Этот текст резюмирует существо джойсовой реконструкции женщины. Реконструкции невозможно отказать в острой наблюдательности, роскошном богатстве деталей, создании впечатляющего образа. Тут спорить не о чем. Но спорят, и очень спорят о другом: что же за образ перед нами? Какая-то женщина, какой-то из женских типов — или же нечто большее: сама Женщина, сама женская природа в ее всеобщности и ее полноте? Джойс, не вступая в споры, тем не менее допускал исключительно второе. Он был категорически, безоговорочно и непоколебимо убежден в том, что в своей Пенелопе раскрыл истинную душу, истинную натуру женщины как она есть, раскрыл само женское начало, сакраментальное Ewig-Weibliche. И когда не раз в его присутствии сами женщины говорили, что его Молли отнюдь не представляет их всех, он только хитро и снисходительно посмеивался. Он знал лучше.
Те же, что пишут о Джойсе и его творчестве, разделились на лояльных приверженцев, поддерживающих универсальность Молли, и на непочтительных уклонистов, эту универсальность оспаривающих. Довод последних — явное присутствие в «Пенелопе» собственных комплексов и фрустраций автора. В книге «Наружность и символ» (1962), ставшей классикой джойсовой науки, Р.Адамс пишет: «Портрет Молли Блум написан мужчиной, которого пожирала ревность и который использовал в качестве модели предмет своей ревности». Проекцией ревности трудно не счесть, к примеру, настойчиво утверждаемую изотропность благосклонности Молли: хотя она зорко видит все различия между своими кавалерами, но, тем не менее, подходят ей все, в каждом она заинтересована и с каждым готова что-то начать и докуда-нибудь дойти. Сакраментальное убеждение «каждая готова с любым» проходит сквозь весь роман как кредо Блума и его автора, и в знаменитом лирическом финале, целуя суженого и решая связать с ним свою судьбу, девушка вовсе не думает: «Я не могу без него», она думает: «Не все ли равно — он или другой». И уж тут Нора никак не могла служить автору примером. Она говорила так: «Не знаю, гений у меня муж или нет, но уж в одном я точно убеждена — такого, как он, больше нету на белом свете». Тянет сказать, что «каждая готова с любым» — конечно же, голос патологической ревности (или непроходимой пошлости!). Но в этих вещах над всеми нами слишком довлеет личный опыт, и «объективность» в принципе невозможна.

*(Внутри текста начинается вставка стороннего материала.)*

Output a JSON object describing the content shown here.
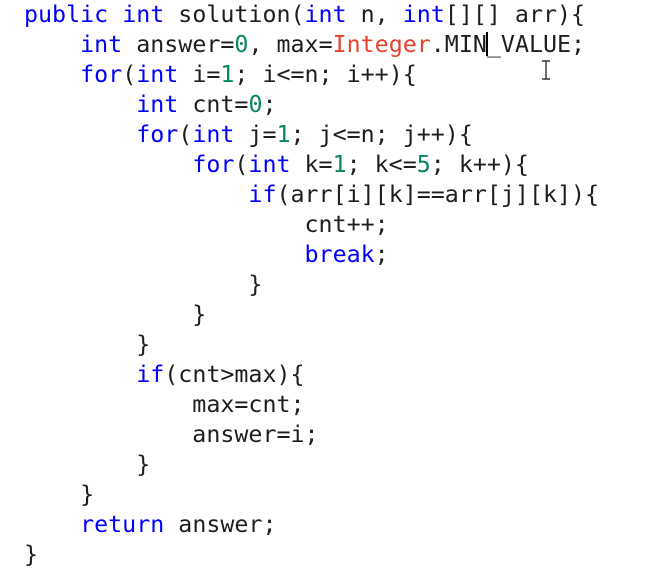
{
  "editor": {
    "lines": [
      [
        {
          "t": "public",
          "c": "kw"
        },
        {
          "t": " "
        },
        {
          "t": "int",
          "c": "kw"
        },
        {
          "t": " solution("
        },
        {
          "t": "int",
          "c": "kw"
        },
        {
          "t": " n, "
        },
        {
          "t": "int",
          "c": "kw"
        },
        {
          "t": "[][] arr){"
        }
      ],
      [
        {
          "t": "    "
        },
        {
          "t": "int",
          "c": "kw"
        },
        {
          "t": " answer="
        },
        {
          "t": "0",
          "c": "num"
        },
        {
          "t": ", max="
        },
        {
          "t": "Integer",
          "c": "cls"
        },
        {
          "t": ".MIN"
        },
        {
          "caret": true
        },
        {
          "t": "_VALUE;"
        }
      ],
      [
        {
          "t": "    "
        },
        {
          "t": "for",
          "c": "kw"
        },
        {
          "t": "("
        },
        {
          "t": "int",
          "c": "kw"
        },
        {
          "t": " i="
        },
        {
          "t": "1",
          "c": "num"
        },
        {
          "t": "; i<=n; i++){"
        }
      ],
      [
        {
          "t": "        "
        },
        {
          "t": "int",
          "c": "kw"
        },
        {
          "t": " cnt="
        },
        {
          "t": "0",
          "c": "num"
        },
        {
          "t": ";"
        }
      ],
      [
        {
          "t": "        "
        },
        {
          "t": "for",
          "c": "kw"
        },
        {
          "t": "("
        },
        {
          "t": "int",
          "c": "kw"
        },
        {
          "t": " j="
        },
        {
          "t": "1",
          "c": "num"
        },
        {
          "t": "; j<=n; j++){"
        }
      ],
      [
        {
          "t": "            "
        },
        {
          "t": "for",
          "c": "kw"
        },
        {
          "t": "("
        },
        {
          "t": "int",
          "c": "kw"
        },
        {
          "t": " k="
        },
        {
          "t": "1",
          "c": "num"
        },
        {
          "t": "; k<="
        },
        {
          "t": "5",
          "c": "num"
        },
        {
          "t": "; k++){"
        }
      ],
      [
        {
          "t": "                "
        },
        {
          "t": "if",
          "c": "kw"
        },
        {
          "t": "(arr[i][k]==arr[j][k]){"
        }
      ],
      [
        {
          "t": "                    cnt++;"
        }
      ],
      [
        {
          "t": "                    "
        },
        {
          "t": "break",
          "c": "kw"
        },
        {
          "t": ";"
        }
      ],
      [
        {
          "t": "                }"
        }
      ],
      [
        {
          "t": "            }"
        }
      ],
      [
        {
          "t": "        }"
        }
      ],
      [
        {
          "t": "        "
        },
        {
          "t": "if",
          "c": "kw"
        },
        {
          "t": "(cnt>max){"
        }
      ],
      [
        {
          "t": "            max=cnt;"
        }
      ],
      [
        {
          "t": "            answer=i;"
        }
      ],
      [
        {
          "t": "        }"
        }
      ],
      [
        {
          "t": "    }"
        }
      ],
      [
        {
          "t": "    "
        },
        {
          "t": "return",
          "c": "kw"
        },
        {
          "t": " answer;"
        }
      ],
      [
        {
          "t": "}"
        }
      ]
    ]
  },
  "cursor": {
    "icon": "text-cursor-icon"
  },
  "colors": {
    "keyword": "#0000ff",
    "number": "#098658",
    "class_name": "#e5432f",
    "text": "#1e1e1e",
    "background": "#ffffff"
  }
}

Дополнительные планы. Орган, представляемый «Пенелопой», — плоть, что вполне ясно, поскольку (очевидный) символ эпизода — земля. Цвета не сопоставляются эпизоду, равно как и искусства: считается, что здесь говорит сама безыскусная природа.

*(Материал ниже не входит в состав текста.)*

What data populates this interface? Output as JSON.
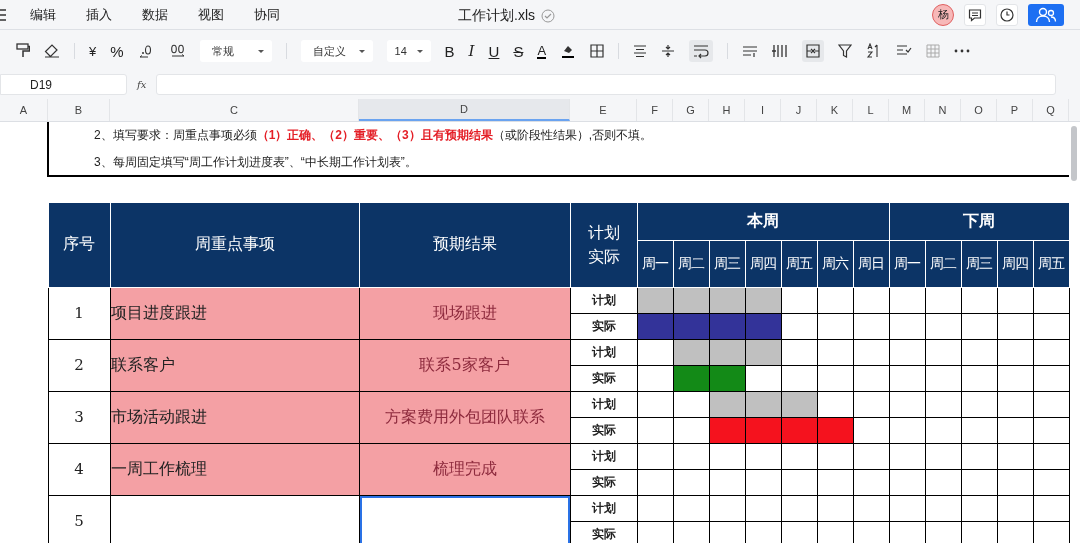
{
  "menu": [
    "编辑",
    "插入",
    "数据",
    "视图",
    "协同"
  ],
  "title": "工作计划.xls",
  "avatar": "杨",
  "toolbar": {
    "currency": "¥",
    "percent": "%",
    "number_format": "常规",
    "font": "自定义",
    "size": "14",
    "bold": "B",
    "italic": "I",
    "underline": "U",
    "strike": "S",
    "font_color": "A"
  },
  "formula_bar": {
    "cell": "D19",
    "fx": "fx"
  },
  "columns": [
    {
      "label": "A",
      "selected": false
    },
    {
      "label": "B",
      "selected": false
    },
    {
      "label": "C",
      "selected": false
    },
    {
      "label": "D",
      "selected": true
    },
    {
      "label": "E",
      "selected": false
    },
    {
      "label": "F",
      "selected": false
    },
    {
      "label": "G",
      "selected": false
    },
    {
      "label": "H",
      "selected": false
    },
    {
      "label": "I",
      "selected": false
    },
    {
      "label": "J",
      "selected": false
    },
    {
      "label": "K",
      "selected": false
    },
    {
      "label": "L",
      "selected": false
    },
    {
      "label": "M",
      "selected": false
    },
    {
      "label": "N",
      "selected": false
    },
    {
      "label": "O",
      "selected": false
    },
    {
      "label": "P",
      "selected": false
    },
    {
      "label": "Q",
      "selected": false
    }
  ],
  "notes": [
    "2、填写要求：周重点事项必须**（1）正确、（2）重要、（3）且有预期结果**（或阶段性结果）,否则不填。",
    "3、每周固定填写“周工作计划进度表”、“中长期工作计划表”。"
  ],
  "table_header": {
    "number": "序号",
    "item": "周重点事项",
    "result": "预期结果",
    "plan_actual": "计划实际",
    "this_week": "本周",
    "next_week": "下周",
    "days": [
      "周一",
      "周二",
      "周三",
      "周四",
      "周五",
      "周六",
      "周日",
      "周一",
      "周二",
      "周三",
      "周四",
      "周五"
    ]
  },
  "rows": [
    {
      "number": "1",
      "item": "项目进度跟进",
      "result": "现场跟进",
      "highlighted": true,
      "selected": false,
      "lines": [
        {
          "label": "计划",
          "color": "#c0c0c0",
          "cells": [
            true,
            true,
            true,
            true,
            false,
            false,
            false,
            false,
            false,
            false,
            false,
            false
          ]
        },
        {
          "label": "实际",
          "color": "#333399",
          "cells": [
            true,
            true,
            true,
            true,
            false,
            false,
            false,
            false,
            false,
            false,
            false,
            false
          ]
        }
      ]
    },
    {
      "number": "2",
      "item": "联系客户",
      "result": "联系5家客户",
      "highlighted": true,
      "selected": false,
      "lines": [
        {
          "label": "计划",
          "color": "#c0c0c0",
          "cells": [
            false,
            true,
            true,
            true,
            false,
            false,
            false,
            false,
            false,
            false,
            false,
            false
          ]
        },
        {
          "label": "实际",
          "color": "#138a17",
          "cells": [
            false,
            true,
            true,
            false,
            false,
            false,
            false,
            false,
            false,
            false,
            false,
            false
          ]
        }
      ]
    },
    {
      "number": "3",
      "item": "市场活动跟进",
      "result": "方案费用外包团队联系",
      "highlighted": true,
      "selected": false,
      "lines": [
        {
          "label": "计划",
          "color": "#c0c0c0",
          "cells": [
            false,
            false,
            true,
            true,
            true,
            false,
            false,
            false,
            false,
            false,
            false,
            false
          ]
        },
        {
          "label": "实际",
          "color": "#f5121e",
          "cells": [
            false,
            false,
            true,
            true,
            true,
            true,
            false,
            false,
            false,
            false,
            false,
            false
          ]
        }
      ]
    },
    {
      "number": "4",
      "item": "一周工作梳理",
      "result": "梳理完成",
      "highlighted": true,
      "selected": false,
      "lines": [
        {
          "label": "计划"
        },
        {
          "label": "实际"
        }
      ]
    },
    {
      "number": "5",
      "highlighted": false,
      "selected": true,
      "lines": [
        {
          "label": "计划"
        },
        {
          "label": "实际"
        }
      ]
    }
  ]
}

Писавшаяся параллельно с «Итакой», «Пенелопа» почти целиком была создана за сентябрь 1921 г.: в августе автор сообщал, что закончил лишь ее первое предложение, но уже 7 октября был полностью закончен весь эпизод.
Ментон — номер 6 по Блумову «списку любовников».
Отец Корриган — номер 7 в списке Блума.
Платишь сколько-то за покаяние — вопреки представлениям Молли, незаконная связь со священником считалась гораздо более тяжелым грехом.
Вспомнил отцовских — Бойлан — сын торговца лошадьми, см. эп. 12.
Нос… у него не такой уж большой — народное мнение о связи между размерами носа и полового органа у мужчин.
Миссис Флоренс Мэйбрик (1862–1941) в 1889 г. была осуждена за отравление мужа мышьяком; как выяснилось на суде, у нее был любовник; в январе 1904 г. она вышла на свободу.
Гудвин — номер 4 в списке Блума.
Бартелл д'Арси — номер 3 в списке Блума.
Ах зачем же мы медлим… — из англ. любовной песни «Прощание».
Насчет моей матери — Блум, видимо, не знал о том, что мать Молли — еврейка (см. ниже).
Не панталонах он совершенно помешан — пристрастие, разделявшееся автором.
Гарднер — вопреки сообщаемому о нем, отсутствует в списке Блума.
Мила мне девушка одна — песня из «Лилии Килларни».
Кэтлин Карни — персонаж рассказа «Мать»; ее прототипом была известная дублинская певица Олив Кеннеди.
Свет путеводный и благой — известный гимн «Столп облачный» (1833), сочиненный кардиналом Ньюменом.
Дядюшка Пауль — так называли обычно старейшего вождя буров, президента Республики Трансвааль Паулуса Крюгера (1825–1904).